Frattamaggiore, è polemica sull’abbattimento di un eucalipto. Il sindaco: “Scelta obbligata per la sicurezza”. Lamberti: “Serve coerenza”
Continua a far discutere l’abbattimento di un eucalipto a Frattamaggiore, intervento che nelle ultime ore ha acceso il dibattito pubblico tra cittadini e forze politiche. A intervenire è stato il sindaco Luigi Del Prete, che ha spiegato le ragioni della decisione, sottolineando come l’operazione sia stata disposta esclusivamente sulla base di una perizia tecnica che avrebbe accertato una condizione di pericolo per la pubblica incolumità.

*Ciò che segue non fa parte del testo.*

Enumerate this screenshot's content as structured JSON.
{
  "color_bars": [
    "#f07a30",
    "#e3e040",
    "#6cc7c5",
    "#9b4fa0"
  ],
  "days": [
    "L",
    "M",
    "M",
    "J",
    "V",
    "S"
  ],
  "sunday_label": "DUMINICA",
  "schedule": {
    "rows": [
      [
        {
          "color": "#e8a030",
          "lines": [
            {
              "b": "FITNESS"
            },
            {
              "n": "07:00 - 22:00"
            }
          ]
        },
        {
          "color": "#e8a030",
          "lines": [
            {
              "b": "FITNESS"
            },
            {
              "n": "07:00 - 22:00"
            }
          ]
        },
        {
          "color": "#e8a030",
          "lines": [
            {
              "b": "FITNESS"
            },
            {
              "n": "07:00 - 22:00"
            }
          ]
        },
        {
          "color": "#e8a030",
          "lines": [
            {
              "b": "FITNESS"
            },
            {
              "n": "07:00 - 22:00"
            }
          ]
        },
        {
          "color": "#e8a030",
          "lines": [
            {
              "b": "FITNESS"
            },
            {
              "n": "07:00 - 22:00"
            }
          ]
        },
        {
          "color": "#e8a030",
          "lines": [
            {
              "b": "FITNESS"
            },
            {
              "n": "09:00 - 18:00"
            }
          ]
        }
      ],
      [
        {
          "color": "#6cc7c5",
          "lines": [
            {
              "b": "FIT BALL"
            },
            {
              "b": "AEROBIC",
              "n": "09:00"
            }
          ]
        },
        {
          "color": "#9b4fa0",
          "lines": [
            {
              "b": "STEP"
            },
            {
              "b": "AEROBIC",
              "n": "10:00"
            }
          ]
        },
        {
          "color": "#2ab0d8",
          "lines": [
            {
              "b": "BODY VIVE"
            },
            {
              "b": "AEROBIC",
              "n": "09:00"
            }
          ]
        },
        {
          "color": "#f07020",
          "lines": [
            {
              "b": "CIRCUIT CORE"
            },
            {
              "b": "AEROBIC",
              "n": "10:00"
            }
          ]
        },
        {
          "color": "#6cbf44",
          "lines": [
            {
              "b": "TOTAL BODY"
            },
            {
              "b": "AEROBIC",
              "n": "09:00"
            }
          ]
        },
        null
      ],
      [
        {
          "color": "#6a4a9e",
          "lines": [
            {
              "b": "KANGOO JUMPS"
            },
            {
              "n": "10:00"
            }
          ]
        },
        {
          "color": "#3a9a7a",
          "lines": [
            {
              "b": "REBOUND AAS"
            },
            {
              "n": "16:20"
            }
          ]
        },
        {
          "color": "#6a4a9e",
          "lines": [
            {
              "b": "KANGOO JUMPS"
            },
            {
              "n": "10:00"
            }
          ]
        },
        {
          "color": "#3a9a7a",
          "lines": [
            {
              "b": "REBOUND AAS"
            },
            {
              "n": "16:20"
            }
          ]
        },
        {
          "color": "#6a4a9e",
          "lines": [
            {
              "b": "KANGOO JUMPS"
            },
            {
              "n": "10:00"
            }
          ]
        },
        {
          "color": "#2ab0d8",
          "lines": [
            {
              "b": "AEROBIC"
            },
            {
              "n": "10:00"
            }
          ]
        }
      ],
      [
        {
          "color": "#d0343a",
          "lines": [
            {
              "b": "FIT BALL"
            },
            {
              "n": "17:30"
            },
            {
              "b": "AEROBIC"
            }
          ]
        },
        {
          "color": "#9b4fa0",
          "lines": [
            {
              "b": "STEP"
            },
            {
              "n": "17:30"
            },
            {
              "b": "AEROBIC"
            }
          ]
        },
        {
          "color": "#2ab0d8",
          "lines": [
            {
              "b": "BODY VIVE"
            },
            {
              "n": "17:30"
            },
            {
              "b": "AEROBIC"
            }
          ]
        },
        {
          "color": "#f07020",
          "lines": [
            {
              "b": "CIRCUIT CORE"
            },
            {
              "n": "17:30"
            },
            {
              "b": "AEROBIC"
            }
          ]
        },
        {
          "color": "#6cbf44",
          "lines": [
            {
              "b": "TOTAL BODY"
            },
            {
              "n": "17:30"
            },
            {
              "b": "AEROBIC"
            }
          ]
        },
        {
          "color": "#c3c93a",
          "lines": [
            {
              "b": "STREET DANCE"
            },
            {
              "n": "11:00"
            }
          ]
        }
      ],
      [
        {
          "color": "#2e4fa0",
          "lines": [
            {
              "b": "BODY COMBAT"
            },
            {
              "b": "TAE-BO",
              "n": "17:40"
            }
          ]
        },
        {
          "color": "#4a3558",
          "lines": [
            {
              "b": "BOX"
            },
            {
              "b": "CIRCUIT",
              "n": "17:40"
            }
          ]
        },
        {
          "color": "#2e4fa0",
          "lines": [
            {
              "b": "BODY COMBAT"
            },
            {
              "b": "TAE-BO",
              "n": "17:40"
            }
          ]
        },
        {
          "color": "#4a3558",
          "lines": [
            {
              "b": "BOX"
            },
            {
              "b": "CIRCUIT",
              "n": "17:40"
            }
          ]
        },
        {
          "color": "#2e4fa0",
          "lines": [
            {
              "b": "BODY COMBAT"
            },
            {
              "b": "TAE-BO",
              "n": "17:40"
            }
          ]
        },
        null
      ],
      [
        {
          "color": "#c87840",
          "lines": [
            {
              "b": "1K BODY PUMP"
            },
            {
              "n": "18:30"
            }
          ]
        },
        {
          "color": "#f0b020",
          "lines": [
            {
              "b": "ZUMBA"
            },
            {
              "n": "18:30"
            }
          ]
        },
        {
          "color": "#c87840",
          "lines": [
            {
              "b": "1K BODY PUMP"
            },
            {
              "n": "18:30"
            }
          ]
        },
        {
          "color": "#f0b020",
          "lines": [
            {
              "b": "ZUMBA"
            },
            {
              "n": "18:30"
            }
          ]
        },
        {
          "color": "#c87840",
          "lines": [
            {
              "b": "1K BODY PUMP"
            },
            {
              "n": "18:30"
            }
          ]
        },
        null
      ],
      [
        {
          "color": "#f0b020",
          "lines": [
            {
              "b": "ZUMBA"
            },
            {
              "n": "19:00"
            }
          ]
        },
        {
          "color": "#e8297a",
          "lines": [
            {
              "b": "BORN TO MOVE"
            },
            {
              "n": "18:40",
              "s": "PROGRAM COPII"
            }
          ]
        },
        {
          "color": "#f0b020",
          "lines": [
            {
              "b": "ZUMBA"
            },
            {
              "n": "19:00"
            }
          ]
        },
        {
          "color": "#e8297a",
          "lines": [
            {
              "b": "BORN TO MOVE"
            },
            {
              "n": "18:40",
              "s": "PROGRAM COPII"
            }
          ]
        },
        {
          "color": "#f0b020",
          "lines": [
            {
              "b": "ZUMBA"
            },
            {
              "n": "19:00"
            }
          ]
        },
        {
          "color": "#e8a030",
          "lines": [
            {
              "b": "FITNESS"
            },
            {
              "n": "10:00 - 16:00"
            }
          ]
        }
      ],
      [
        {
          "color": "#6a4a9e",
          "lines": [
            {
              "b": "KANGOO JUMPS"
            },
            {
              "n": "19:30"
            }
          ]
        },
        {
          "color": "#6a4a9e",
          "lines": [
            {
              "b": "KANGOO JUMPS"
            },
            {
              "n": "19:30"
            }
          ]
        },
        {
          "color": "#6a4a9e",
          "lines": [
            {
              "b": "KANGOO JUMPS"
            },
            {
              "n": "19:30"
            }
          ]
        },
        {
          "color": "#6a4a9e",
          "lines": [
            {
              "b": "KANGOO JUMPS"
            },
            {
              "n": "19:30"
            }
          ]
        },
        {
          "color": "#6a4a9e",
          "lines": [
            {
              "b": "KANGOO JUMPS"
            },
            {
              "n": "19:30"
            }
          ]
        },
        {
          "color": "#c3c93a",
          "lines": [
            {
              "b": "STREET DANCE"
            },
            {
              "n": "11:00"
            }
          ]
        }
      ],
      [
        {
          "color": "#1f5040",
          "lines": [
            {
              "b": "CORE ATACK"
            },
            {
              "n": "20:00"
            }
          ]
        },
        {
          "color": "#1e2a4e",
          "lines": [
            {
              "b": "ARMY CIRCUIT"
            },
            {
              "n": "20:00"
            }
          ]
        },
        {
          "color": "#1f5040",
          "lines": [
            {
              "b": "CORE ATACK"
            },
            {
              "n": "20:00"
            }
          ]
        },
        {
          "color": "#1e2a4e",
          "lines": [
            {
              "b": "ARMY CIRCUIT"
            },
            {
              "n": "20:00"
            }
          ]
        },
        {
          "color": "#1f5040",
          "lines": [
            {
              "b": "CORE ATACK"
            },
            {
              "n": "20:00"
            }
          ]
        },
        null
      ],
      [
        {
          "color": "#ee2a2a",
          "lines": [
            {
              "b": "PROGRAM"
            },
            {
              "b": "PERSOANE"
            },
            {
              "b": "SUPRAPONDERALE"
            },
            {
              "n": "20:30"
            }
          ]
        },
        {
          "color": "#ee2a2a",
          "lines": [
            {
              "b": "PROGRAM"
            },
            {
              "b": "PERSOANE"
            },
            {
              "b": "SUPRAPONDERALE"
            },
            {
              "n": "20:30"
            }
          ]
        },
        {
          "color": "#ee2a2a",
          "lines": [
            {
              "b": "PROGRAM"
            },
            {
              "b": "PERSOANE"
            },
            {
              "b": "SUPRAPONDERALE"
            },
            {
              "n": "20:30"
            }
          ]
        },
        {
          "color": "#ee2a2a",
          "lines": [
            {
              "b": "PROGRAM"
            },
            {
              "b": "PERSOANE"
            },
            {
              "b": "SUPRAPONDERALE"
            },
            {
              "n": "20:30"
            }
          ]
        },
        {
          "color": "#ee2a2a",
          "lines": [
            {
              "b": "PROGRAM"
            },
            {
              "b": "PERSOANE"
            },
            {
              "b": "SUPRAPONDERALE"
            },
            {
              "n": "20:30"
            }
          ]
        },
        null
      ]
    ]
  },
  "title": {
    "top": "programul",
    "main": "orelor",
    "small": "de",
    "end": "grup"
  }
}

In un lungo intervento pubblicato sui social, il primo cittadino ha evidenziato che l’abbattimento non è stato frutto di una scelta discrezionale, ma della relazione redatta nel febbraio 2026 da un agronomo incaricato dal Comune.
«Quando un’Amministrazione dispone di una valutazione tecnica che certifica un rischio concreto – afferma Del Prete – non può ignorarla né rinviarne gli effetti. Il dovere delle istituzioni è intervenire prima che il pericolo si trasformi in un incidente».
Il sindaco ha inoltre ricordato che l’aspetto esteriore di un albero non è sufficiente per valutarne la stabilità, spiegando che le verifiche fitostatiche prendono in considerazione numerosi fattori, tra cui lo stato dell’apparato radicale, eventuali cavità interne, patologie e fenomeni di decadimento.

Pur rivendicando la necessità dell’intervento, Del Prete ha ribadito l’intenzione dell’Amministrazione di investire nella tutela del patrimonio arboreo cittadino, annunciando nuove piantumazioni, una programmazione costante della manutenzione e il coinvolgimento di associazioni, cittadini e professionisti nella definizione delle future politiche ambientali.
La replica di Antonio Lamberti
Alle dichiarazioni del sindaco ha risposto Antonio Lamberti, consigliere comunale di opposizione ed ex componente della maggioranza nella precedente amministrazione.

Lamberti ha ricordato come la perizia richiamata dal sindaco sia stata predisposta proprio durante il precedente mandato amministrativo, evidenziando che anche allora gli interventi sugli alberi venivano eseguiti esclusivamente sulla base delle valutazioni dei tecnici.
«È la stessa procedura che veniva seguita anche in passato: quando un albero risultava compromesso e pericoloso, si interveniva esclusivamente sulla base di valutazioni tecniche, mai per scelta politica», afferma il consigliere.
Secondo Lamberti, però, la vicenda metterebbe in luce una contraddizione politica. «Allora chi oggi governa la città, dai banchi dell’opposizione, contestava ogni decisione, chiedeva perizie di parte e alimentava dubbi sull’operato degli uffici. Oggi, invece, quella stessa perizia viene ritenuta sufficiente e inattaccabile».
Per il consigliere di opposizione, «il rispetto delle valutazioni tecniche non può avere un colore politico» e la credibilità della politica passa anche dalla coerenza delle proprie posizioni, indipendentemente dal ruolo ricoperto.
Un dibattito che va oltre il singolo albero
La vicenda riporta al centro del confronto pubblico il delicato equilibrio tra la tutela del patrimonio arboreo e la sicurezza dei cittadini. Da un lato l’Amministrazione sostiene che, in presenza di una certificazione tecnica di rischio, l’intervento fosse inevitabile; dall’altro l’opposizione richiama la necessità di mantenere la stessa linea di giudizio sulle perizie tecniche, senza differenze legate alla collocazione politica.
Un confronto destinato probabilmente a proseguire anche nelle prossime settimane, mentre il tema della gestione del verde pubblico resta tra quelli più sentiti dalla comunità frattese.